Per la forza della gioventù, settembre 2025


Domande e risposte

“I miei migliori amici stanno facendo delle scelte rispetto alle quali mi sento a disagio. Che cosa devo fare?”.

giovane uomo

“Parla con i tuoi amici di ciò che provi. Il sentiero che conduce a un rapporto più sano si apre quando comunichiamo. A volte è difficile perché pensiamo che i nostri amici possano essere arrabbiati, ma c’è una soluzione: fare ciò che Cristo farebbe e agire con compassione”.

Luan R., 19 anni, San Paolo, Brasile

giovane donna

“A volte gli amici fanno delle scelte a causa della pressione dei coetanei. Se parlo con i miei amici delle loro scelte, posso aiutarli a essere responsabili delle loro mete e dei loro valori.
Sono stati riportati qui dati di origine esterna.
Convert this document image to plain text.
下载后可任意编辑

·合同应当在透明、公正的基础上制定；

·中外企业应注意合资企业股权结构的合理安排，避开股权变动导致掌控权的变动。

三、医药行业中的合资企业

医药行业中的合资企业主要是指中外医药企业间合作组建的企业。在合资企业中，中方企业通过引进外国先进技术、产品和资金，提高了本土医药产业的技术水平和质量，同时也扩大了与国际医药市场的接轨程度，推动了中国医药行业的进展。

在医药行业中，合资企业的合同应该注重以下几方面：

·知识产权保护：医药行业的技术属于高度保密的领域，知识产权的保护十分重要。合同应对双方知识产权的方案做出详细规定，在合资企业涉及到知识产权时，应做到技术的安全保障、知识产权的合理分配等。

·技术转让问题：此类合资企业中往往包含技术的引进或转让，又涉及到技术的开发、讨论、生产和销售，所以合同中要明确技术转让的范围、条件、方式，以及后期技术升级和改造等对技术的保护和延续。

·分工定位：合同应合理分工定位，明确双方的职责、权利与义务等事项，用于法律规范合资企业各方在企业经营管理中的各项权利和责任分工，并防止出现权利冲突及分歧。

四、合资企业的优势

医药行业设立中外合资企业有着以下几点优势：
Altre volte, non siamo d’accordo su ciò che è buono o importante, ma dobbiamo rispettare le opinioni e l’arbitrio gli uni degli altri”.
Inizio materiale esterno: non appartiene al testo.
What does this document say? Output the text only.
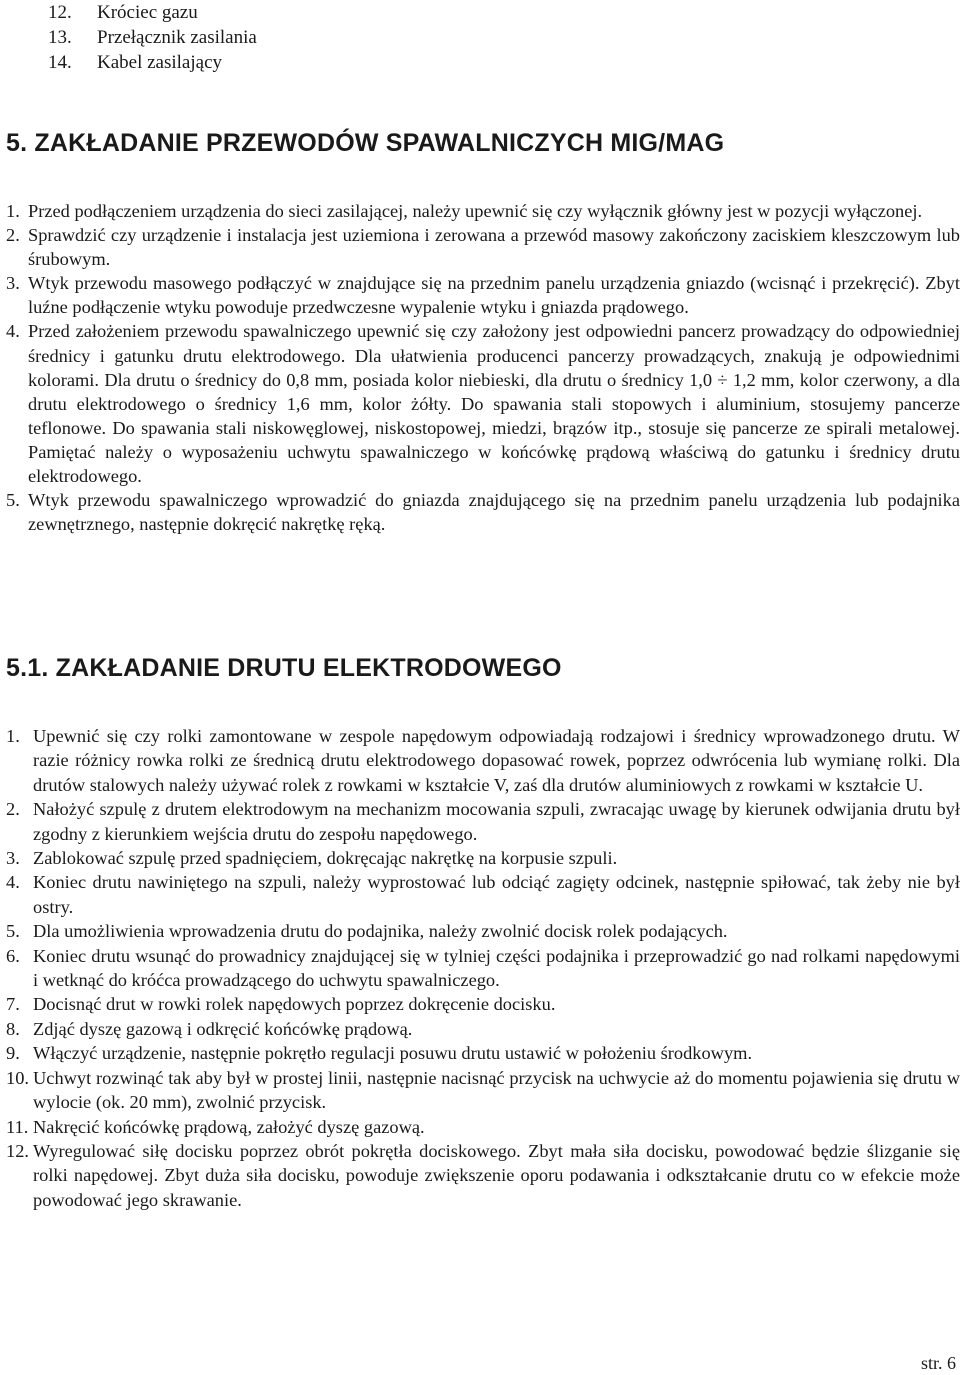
12.	Króciec gazu
13.	Przełącznik zasilania
14.	Kabel zasilający
5. ZAKŁADANIE PRZEWODÓW SPAWALNICZYCH MIG/MAG
1. Przed podłączeniem urządzenia do sieci zasilającej, należy upewnić się czy wyłącznik główny jest w pozycji wyłączonej.
2. Sprawdzić czy urządzenie i instalacja jest uziemiona i zerowana a przewód masowy zakończony zaciskiem kleszczowym lub śrubowym.
3. Wtyk przewodu masowego podłączyć w znajdujące się na przednim panelu urządzenia gniazdo (wcisnąć i przekręcić). Zbyt luźne podłączenie wtyku powoduje przedwczesne wypalenie wtyku i gniazda prądowego.
4. Przed założeniem przewodu spawalniczego upewnić się czy założony jest odpowiedni pancerz prowadzący do odpowiedniej średnicy i gatunku drutu elektrodowego. Dla ułatwienia producenci pancerzy prowadzących, znakują je odpowiednimi kolorami. Dla drutu o średnicy do 0,8 mm, posiada kolor niebieski, dla drutu o średnicy 1,0 ÷ 1,2 mm, kolor czerwony, a dla drutu elektrodowego o średnicy 1,6 mm, kolor żółty. Do spawania stali stopowych i aluminium, stosujemy pancerze teflonowe. Do spawania stali niskowęglowej, niskostopowej, miedzi, brązów itp., stosuje się pancerze ze spirali metalowej. Pamiętać należy o wyposażeniu uchwytu spawalniczego w końcówkę prądową właściwą do gatunku i średnicy drutu elektrodowego.
5. Wtyk przewodu spawalniczego wprowadzić do gniazda znajdującego się na przednim panelu urządzenia lub podajnika zewnętrznego, następnie dokręcić nakrętkę ręką.
5.1. ZAKŁADANIE DRUTU ELEKTRODOWEGO
1. Upewnić się czy rolki zamontowane w zespole napędowym odpowiadają rodzajowi i średnicy wprowadzonego drutu. W razie różnicy rowka rolki ze średnicą drutu elektrodowego dopasować rowek, poprzez odwrócenia lub wymianę rolki. Dla drutów stalowych należy używać rolek z rowkami w kształcie V, zaś dla drutów aluminiowych z rowkami w kształcie U.
2. Nałożyć szpulę z drutem elektrodowym na mechanizm mocowania szpuli, zwracając uwagę by kierunek odwijania drutu był zgodny z kierunkiem wejścia drutu do zespołu napędowego.
3. Zablokować szpulę przed spadnięciem, dokręcając nakrętkę na korpusie szpuli.
4. Koniec drutu nawiniętego na szpuli, należy wyprostować lub odciąć zagięty odcinek, następnie spiłować, tak żeby nie był ostry.
5. Dla umożliwienia wprowadzenia drutu do podajnika, należy zwolnić docisk rolek podających.
6. Koniec drutu wsunąć do prowadnicy znajdującej się w tylniej części podajnika i przeprowadzić go nad rolkami napędowymi i wetknąć do króćca prowadzącego do uchwytu spawalniczego.
7. Docisnąć drut w rowki rolek napędowych poprzez dokręcenie docisku.
8. Zdjąć dyszę gazową i odkręcić końcówkę prądową.
9. Włączyć urządzenie, następnie pokrętło regulacji posuwu drutu ustawić w położeniu środkowym.
10. Uchwyt rozwinąć tak aby był w prostej linii, następnie nacisnąć przycisk na uchwycie aż do momentu pojawienia się drutu w wylocie (ok. 20 mm), zwolnić przycisk.
11. Nakręcić końcówkę prądową, założyć dyszę gazową.
12. Wyregulować siłę docisku poprzez obrót pokrętła dociskowego. Zbyt mała siła docisku, powodować będzie ślizganie się rolki napędowej. Zbyt duża siła docisku, powoduje zwiększenie oporu podawania i odkształcanie drutu co w efekcie może powodować jego skrawanie.
str. 6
Maggie J., 18 anni, Texas, USA

giovane uomo

“Forse ti senti a disagio perché lo Spirito Santo ti sta dicendo che quello che stanno facendo non è giusto. Invitali a fare qualcos’altro”.

Lorenzo M., 12 anni, Quezon City, Filippine

giovane donna

“Potreste guidarli verso il sentiero di Dio o trovare altri amici che saranno una buona influenza. Prega per sapere quale decisione prendere. Confida nel giudizio del tuo Padre Celeste ed Egli ti guiderà”.

Haiden W., 15 anni, Washington, USA

giovane uomo

“Farei del mio meglio per essere un buon esempio. Inoltre, pregherei per loro perché so che la luce prevale sempre sulle tenebre”.

Isaac M., 19 anni, Lualaba, Repubblica Democratica del Congo

“Sii coraggioso e valoroso come Moroni. Alla fine tutti avremo degli amici che prenderanno decisioni sbagliate e avremo bisogno dell’aiuto del Padre Celeste per superare quel momento. Ogni mattina prego di indossare l’armatura di Dio, e questo mi aiuta tantissimo!”.

Asa F., 15 anni, Utah, USA

“Amali e fai risplendere la tua luce. Le persone cominceranno a rispettare le tue decisioni. Io e la mia famiglia eravamo gli unici membri de La Chiesa di Gesù Cristo dei Santi degli Ultimi Giorni della nostra scuola e notai che le persone smisero di imprecare intorno a noi perché sapevano che eravamo diversi”.